Nombre de descriptions, dont et pour cause la plupart médicales, certes sommaires sont éclairantes ; calme de la mobilisation à Châlons-sur-Marne et vue de déserteurs alsaciens (page 15), évocation de l’état sanitaire des hommes du 75e R.I. à Ban-de-Laveline (Vosges) le 20 août 1914, aux espadrilles remplaçant les godillots (page 18) et fatigue du soldat (page 39), il évoque également le combat par intermittence : il faut « détromper les jeunes générations se figurant volontiers qu’à la guerre on passe son temps à s’entr’égorger » (page 43). Il disserte aussi sur la peur (page 44), les lettres au front (page 47), l’alcool, avec une différence entre Français et Allemands (page 82), la défécation (page 82), l’odeur du soldat (page 111), le suicide et les accidents par noyade (page 116) ou grenades (page 118), les infections nosocomiales (page 162) illustrant les autres façons de mourir en guerre avant de s’étonner que « …ce 11 novembre 1918 ne différa pas sensiblement, au Front, d’un autre jour de guerre » (page 178).

Dans la seconde édition, sa lettre à Norton Cru, empreinte d’adhésion et de contestation, lui reproche ses analyses sur le pacifisme d’après-guerre, précisant que les enfants des poilus « ne savent pas grand-chose de la guerre » (page 200) et que le désarmement n’empêchera pas la prochaine guerre.

4. Autres informations

Bibliographie de l’auteur

Adam, Frantz (dr), « Voyons…, de quoi s’agit-il ? » (Foch). La question d’Alsace-Lorraine exposée aux anciens combattants ». Paris, Amédée Legrand, 1932, 145 pages où l’on retrouve la verve de l’auteur, dans une vivante analyse, de même présentation, sur la question d’Alsace.

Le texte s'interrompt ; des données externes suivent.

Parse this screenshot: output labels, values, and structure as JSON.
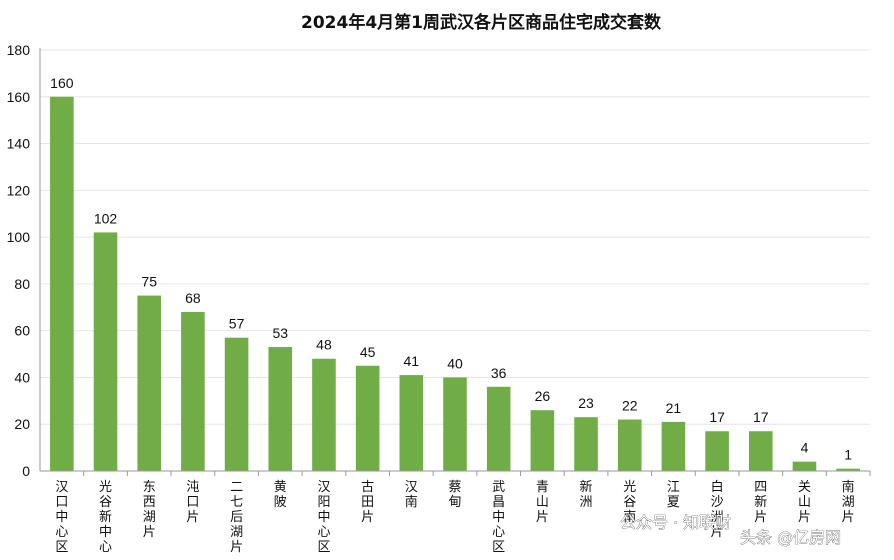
{
  "chart_data": {
    "type": "bar",
    "title": "2024年4月第1周武汉各片区商品住宅成交套数",
    "categories": [
      "汉口中心区",
      "光谷新中心",
      "东西湖片",
      "沌口片",
      "二七后湖片",
      "黄陂",
      "汉阳中心区",
      "古田片",
      "汉南",
      "蔡甸",
      "武昌中心区",
      "青山片",
      "新洲",
      "光谷南",
      "江夏",
      "白沙洲片",
      "四新片",
      "关山片",
      "南湖片"
    ],
    "values": [
      160,
      102,
      75,
      68,
      57,
      53,
      48,
      45,
      41,
      40,
      36,
      26,
      23,
      22,
      21,
      17,
      17,
      4,
      1
    ],
    "ylim": [
      0,
      180
    ],
    "yticks": [
      0,
      20,
      40,
      60,
      80,
      100,
      120,
      140,
      160,
      180
    ],
    "bar_color": "#70ad47",
    "grid": true,
    "legend": "none"
  },
  "watermark": {
    "left_text": "公众号 · 知联财",
    "right_text": "头条 @亿房网"
  }
}
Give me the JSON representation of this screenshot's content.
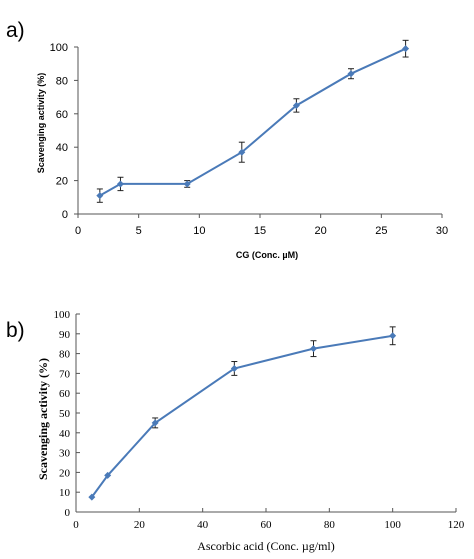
{
  "chart_data": [
    {
      "panel_label": "a)",
      "type": "line",
      "xlabel": "CG (Conc. µM)",
      "ylabel": "Scavenging activity (%)",
      "xlim": [
        0,
        30
      ],
      "ylim": [
        0,
        100
      ],
      "xticks": [
        "0",
        "5",
        "10",
        "15",
        "20",
        "25",
        "30"
      ],
      "yticks": [
        "0",
        "20",
        "40",
        "60",
        "80",
        "100"
      ],
      "grid": false,
      "color": "#4a7ab8",
      "series": [
        {
          "x": [
            1.8,
            3.5,
            9,
            13.5,
            18,
            22.5,
            27
          ],
          "y": [
            11,
            18,
            18,
            37,
            65,
            84,
            99
          ],
          "err": [
            4,
            4,
            2,
            6,
            4,
            3,
            5
          ]
        }
      ]
    },
    {
      "panel_label": "b)",
      "type": "line",
      "xlabel": "Ascorbic acid (Conc. µg/ml)",
      "ylabel": "Scavenging activity (%)",
      "xlim": [
        0,
        120
      ],
      "ylim": [
        0,
        100
      ],
      "xticks": [
        "0",
        "20",
        "40",
        "60",
        "80",
        "100",
        "120"
      ],
      "yticks": [
        "0",
        "10",
        "20",
        "30",
        "40",
        "50",
        "60",
        "70",
        "80",
        "90",
        "100"
      ],
      "grid": false,
      "color": "#4a7ab8",
      "series": [
        {
          "x": [
            5,
            10,
            25,
            50,
            75,
            100
          ],
          "y": [
            7.5,
            18.5,
            45,
            72.5,
            82.5,
            89
          ],
          "err": [
            0,
            0,
            2.5,
            3.5,
            4,
            4.5
          ]
        }
      ]
    }
  ]
}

Rapprochements bibliographiques

Saint-Pierre, Dominique, La Grande Guerre entre les lignes. Correspondances, journaux intimes et photographies de la famille Saint-Pierre réunis et annotés par Dominique Saint-Pierre. Tome I : 1er août 1914 – 30 septembre 1916. Tome II : 1er octobre 1916 – 31 décembre 1918. Bourg-en-Bresse, M&G éditions, 2006, 794 et 825 pages. Adam y est cité pages 434, 629, 1083 et 1084.

DANA, Jean-Yves, J’ai vécu la première guerre mondiale 1914-1918. Paris, Bayard Jeunesse, 2004, 96 pages. « Papa Adam » y est cité page 20 par Claude-Marie Boucaud, l’un des derniers anciens combattants, qui s’en souvenait encore en 2003.

Il est cité pages 83, 85, 87, 89, 91, 93, 95 et 97 dans l’organigramme d’unité de l’historique du 23ème régiment d’infanterie au cours de la guerre 1914-1918. Paris, Fournier, 1920, 140 pages.

A noter deux de ses citations in Les médecins aliénistes et la guerre, cité par http://.bium.univ-paris5.fr/

Yann Prouillet, juillet 2008

Complément : Frantz Adam, Ce que j’ai vu de la Grande Guerre, photographies présentées par André Loez, postface d’Alain Navarro, Paris, AFP & La Découverte, 2013.